Gareth, it's been such a pleasure talking to you. I know that ... well, you're such an expert on marketing, maybe there's some way that the listeners or the people who which can get some of that expertise ... well, we talked before that probably your services would be too costly for therapists and coaches, and you mentioned you have a product that can show them how to do that on their own.

Gareth Herman:  Yeah, if we go back to this piece of the conversation, once you start having more talent or more capacity to serve then you suddenly need a scalable and repeatable way to get more customers if you want to grow, right? Because you can't just rely on referrals, that should be the foundations of growing your business. But at some point you want to have control over how many more leads come in and how much more sales come in, and that's when people usually step out of ... there's two options for that - usually people go with outbound sales or they'll do marketing essentially. And we could go into a whole sort of strategy for how to do that or how a coach would do that, either in terms of inbound marketing and outbound marketing and the different strategies there, we could unpack that a little bit more.

But with what you're referring to is my business, Magic, has a program called the digital marketing accelerator in which we teach people how to build their first Facebook funnel to get new leads and customers with inspiration and purpose, and using marketing that's ethical and vision and values-aligned, all along the way from the copy to the targeting and so that you can feel good about your marketing as opposed to feeling it's this slimy nasty thing that you're trying to do.

So it's an A to Z process. Essentially if you can't afford to hire us as an agency, most of our clients are paying us around $20,000 a month and are spending about a hundred thousand dollars a month in ads, that's sort of the scale that we're playing at. For most businesses they need a lot less for that, and so we've taken our agency process, compressed it into several steps that you can DIY. Again, going back to that concept that we talked earlier of how can we just DIY till we get to the next stage where it can make sense to bring on either a contractor or a freelancer or someone you find on Upwork, and then you eventually get to the level where you need an agency or you build an in-house team, and that's the progression there.

Sasha Raskin:  Wonderful. Gareth, I wish you all the best. This has been fun. I'm excited to hear what's next. Where would you like to be three years from now? What do you imagine?

Gareth Herman:  Yeah, so Magic is sort of at the scale now where we've entered the marketplace and entered a beachhead as a niche in terms of performance marketing and paid advertising, and so there's a couple opportunities for expansion for us, and one is to continue to expand our services to be a go-to source for people, so that would mean adding on additional channels of marketing, different kinds of marketing, maybe even going into branding, creatives, video production or into web development and sort of what's the entire digital package and becoming a full service agency, still serving these same existing clients. And the other thing is innovating on ... or another piece is innovating on who we serve.

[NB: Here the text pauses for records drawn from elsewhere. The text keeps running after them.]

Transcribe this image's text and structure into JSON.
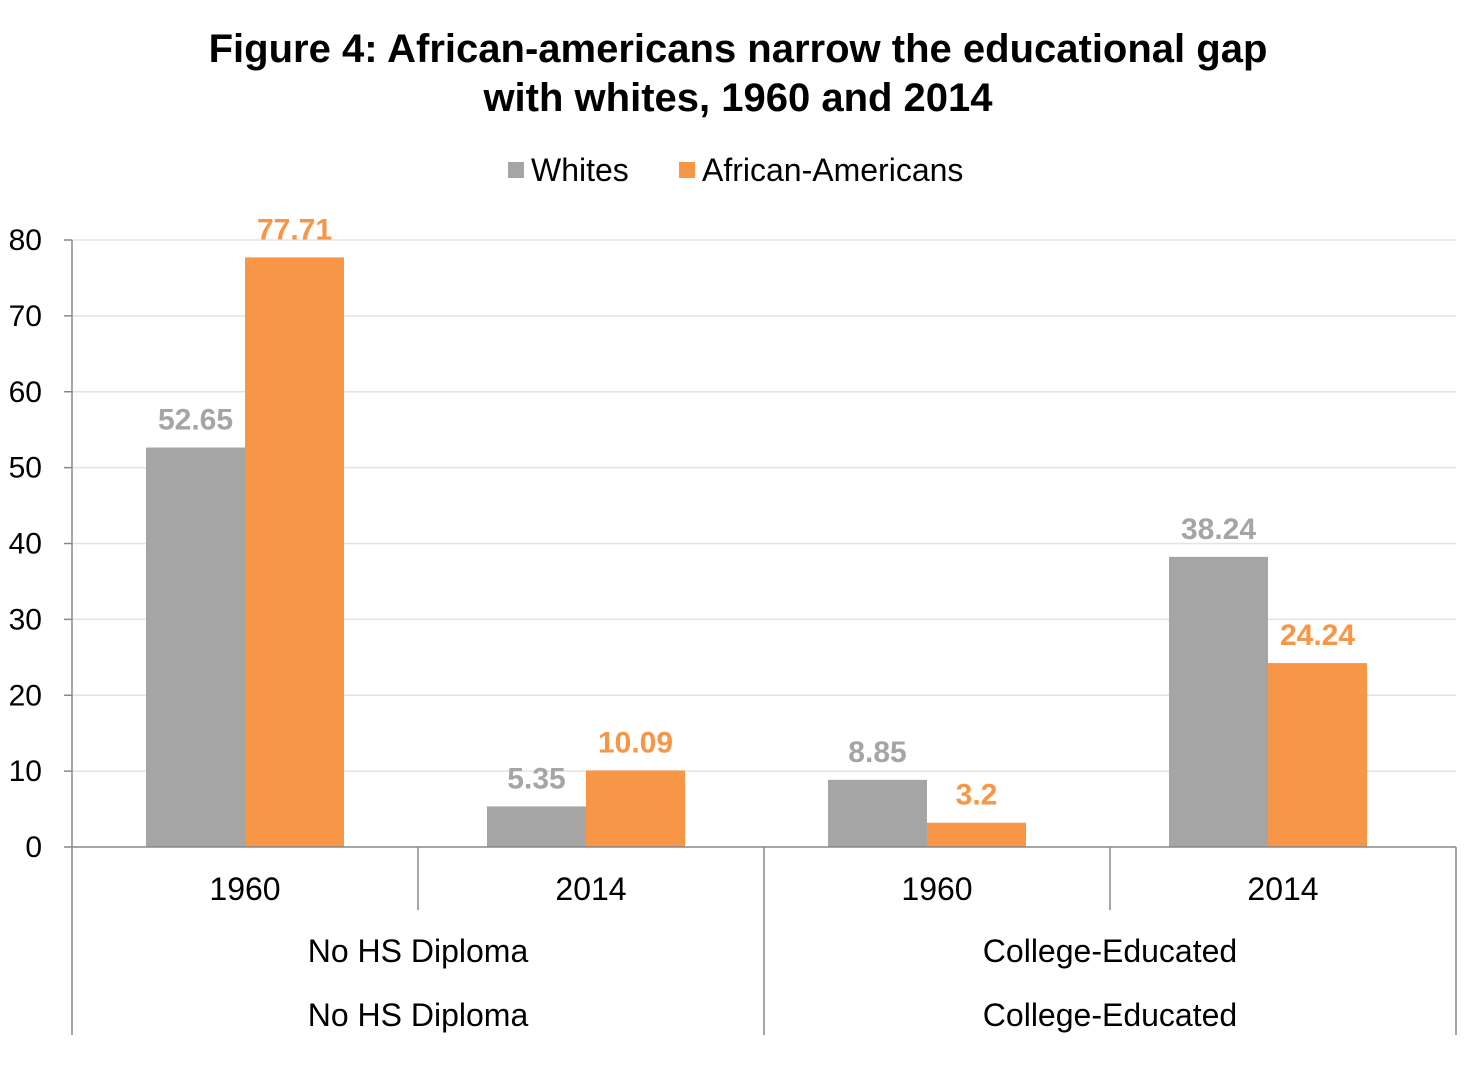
{
  "chart_data": {
    "type": "bar",
    "title_lines": [
      "Figure 4: African-americans narrow the educational gap",
      "with whites, 1960 and 2014"
    ],
    "categories": [
      "1960",
      "2014",
      "1960",
      "2014"
    ],
    "groups": [
      {
        "label": "No HS Diploma",
        "label_repeat": "No HS Diploma"
      },
      {
        "label": "College-Educated",
        "label_repeat": "College-Educated"
      }
    ],
    "series": [
      {
        "name": "Whites",
        "color": "#A5A5A5",
        "values": [
          52.65,
          5.35,
          8.85,
          38.24
        ],
        "labels": [
          "52.65",
          "5.35",
          "8.85",
          "38.24"
        ]
      },
      {
        "name": "African-Americans",
        "color": "#F79646",
        "values": [
          77.71,
          10.09,
          3.2,
          24.24
        ],
        "labels": [
          "77.71",
          "10.09",
          "3.2",
          "24.24"
        ]
      }
    ],
    "yticks": [
      "0",
      "10",
      "20",
      "30",
      "40",
      "50",
      "60",
      "70",
      "80"
    ],
    "ylim": [
      0,
      80
    ],
    "grid": true,
    "legend_position": "top-center",
    "xlabel": "",
    "ylabel": ""
  }
}
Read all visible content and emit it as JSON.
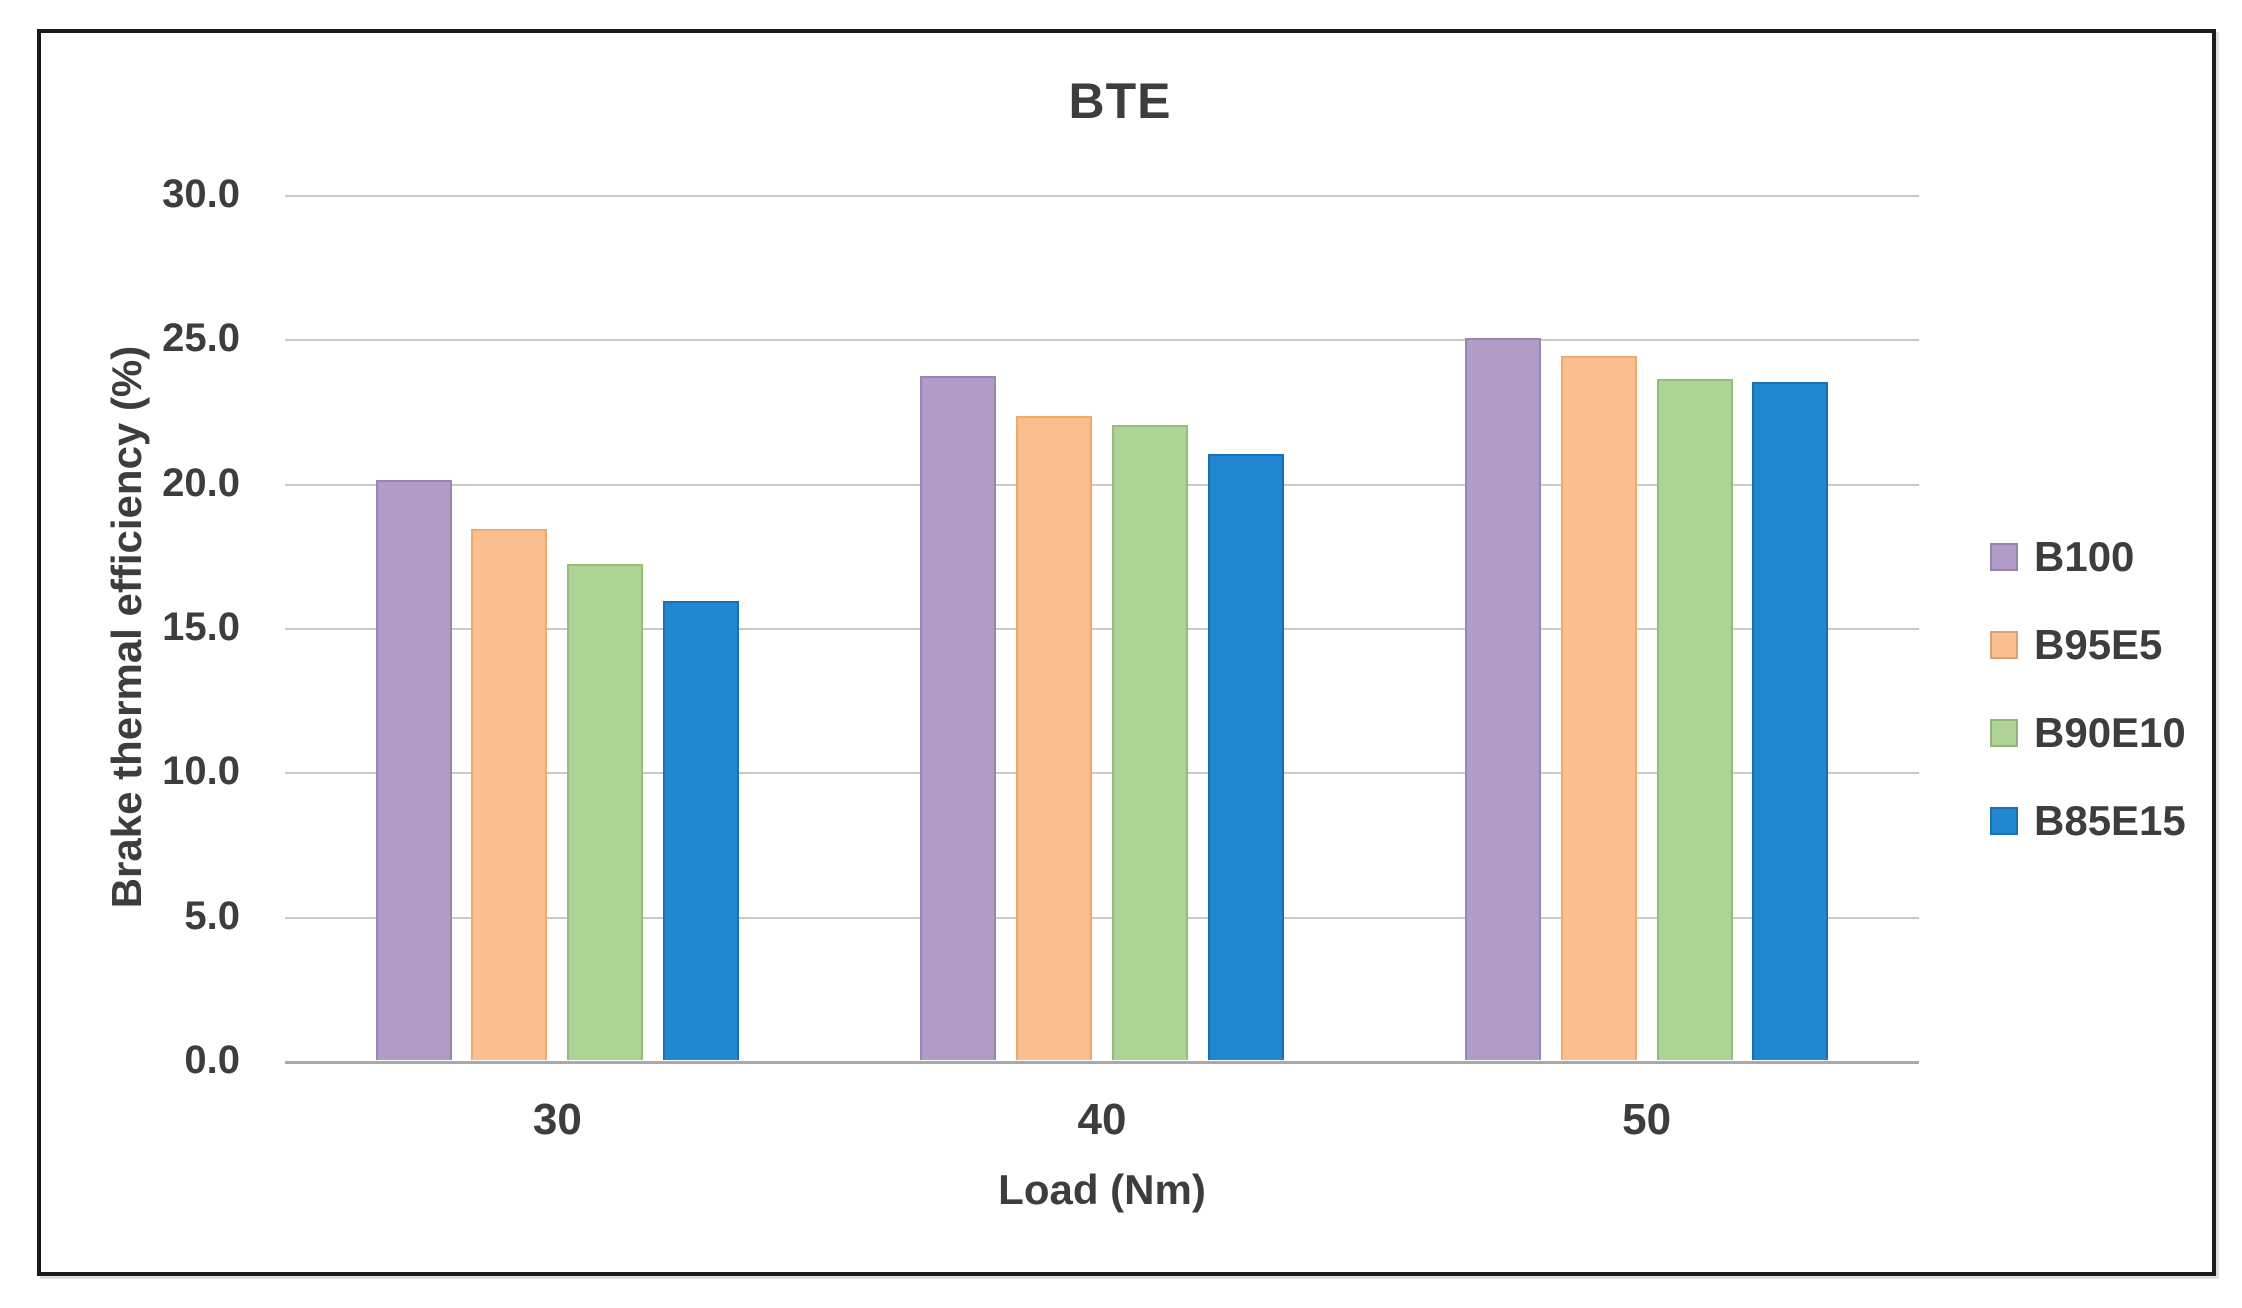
{
  "title": "BTE",
  "axes": {
    "y_title": "Brake thermal efficiency (%)",
    "x_title": "Load (Nm)"
  },
  "chart_data": {
    "type": "bar",
    "title": "BTE",
    "xlabel": "Load (Nm)",
    "ylabel": "Brake thermal efficiency (%)",
    "categories": [
      "30",
      "40",
      "50"
    ],
    "series": [
      {
        "name": "B100",
        "color": "#B19CC7",
        "border_color": "#9A85B5",
        "values": [
          20.1,
          23.7,
          25.0
        ]
      },
      {
        "name": "B95E5",
        "color": "#FBBF8F",
        "border_color": "#EFA96B",
        "values": [
          18.4,
          22.3,
          24.4
        ]
      },
      {
        "name": "B90E10",
        "color": "#AFD295",
        "border_color": "#93BE77",
        "values": [
          17.2,
          22.0,
          23.6
        ]
      },
      {
        "name": "B85E15",
        "color": "#2287D1",
        "border_color": "#1A6FB5",
        "values": [
          15.9,
          21.0,
          23.5
        ]
      }
    ],
    "ylim": [
      0,
      30
    ],
    "yticks": [
      {
        "label": "0.0",
        "value": 0
      },
      {
        "label": "5.0",
        "value": 5
      },
      {
        "label": "10.0",
        "value": 10
      },
      {
        "label": "15.0",
        "value": 15
      },
      {
        "label": "20.0",
        "value": 20
      },
      {
        "label": "25.0",
        "value": 25
      },
      {
        "label": "30.0",
        "value": 30
      }
    ],
    "grid": true,
    "legend_position": "right"
  },
  "colors": {
    "grid": "#C9C9C9",
    "baseline": "#A9A9A9",
    "text": "#3D3D3D",
    "figure_border": "#1A1A1A",
    "background": "#FFFFFF"
  }
}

As I mentioned I think before we started talking or as we did is that we're really passionate about elevating human consciousness, we see that plant medicines are a big way to do that. And so becoming more involved and we're sort of known in that industry as having the most marketing expertise and how to market plant medicines and psychedelics, services and products, so that's a vertical that we're going to continue to grow into.

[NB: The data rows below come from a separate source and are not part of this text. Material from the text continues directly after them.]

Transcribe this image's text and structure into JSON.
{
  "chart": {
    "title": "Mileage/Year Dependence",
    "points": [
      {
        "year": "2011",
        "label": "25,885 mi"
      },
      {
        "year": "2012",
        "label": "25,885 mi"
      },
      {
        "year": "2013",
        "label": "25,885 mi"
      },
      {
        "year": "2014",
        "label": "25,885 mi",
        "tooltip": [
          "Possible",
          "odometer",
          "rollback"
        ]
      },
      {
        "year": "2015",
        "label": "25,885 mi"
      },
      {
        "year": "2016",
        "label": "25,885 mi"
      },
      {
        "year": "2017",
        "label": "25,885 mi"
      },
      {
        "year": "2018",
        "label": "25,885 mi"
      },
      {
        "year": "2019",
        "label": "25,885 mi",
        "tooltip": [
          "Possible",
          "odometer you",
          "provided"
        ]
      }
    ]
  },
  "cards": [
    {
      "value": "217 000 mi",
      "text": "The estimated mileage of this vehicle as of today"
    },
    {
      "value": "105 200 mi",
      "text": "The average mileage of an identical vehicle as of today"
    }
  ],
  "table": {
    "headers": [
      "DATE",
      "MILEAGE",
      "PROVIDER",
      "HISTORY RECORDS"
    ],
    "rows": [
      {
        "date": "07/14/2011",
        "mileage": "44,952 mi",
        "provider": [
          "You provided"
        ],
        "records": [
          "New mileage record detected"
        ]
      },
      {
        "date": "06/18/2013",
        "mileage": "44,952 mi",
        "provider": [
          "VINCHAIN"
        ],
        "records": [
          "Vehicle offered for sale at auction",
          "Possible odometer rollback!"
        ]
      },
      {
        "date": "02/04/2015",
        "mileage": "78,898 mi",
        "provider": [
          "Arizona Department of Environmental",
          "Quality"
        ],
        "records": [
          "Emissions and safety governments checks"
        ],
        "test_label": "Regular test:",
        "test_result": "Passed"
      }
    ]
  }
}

And on the other side also reaching more into the corporate space, working with CSR, corporate social responsibility, essentially to work on sustainability and social impact campaigns for larger companies, and that's something that I would like to see us do in the next three years. And that's more of the reach. The other two pieces of the strategy that I mentioned are already happening if you will.

Sasha Raskin:  Exciting. Thank you so much, Gareth.

Gareth Herman: Thank you. It's been a pleasure.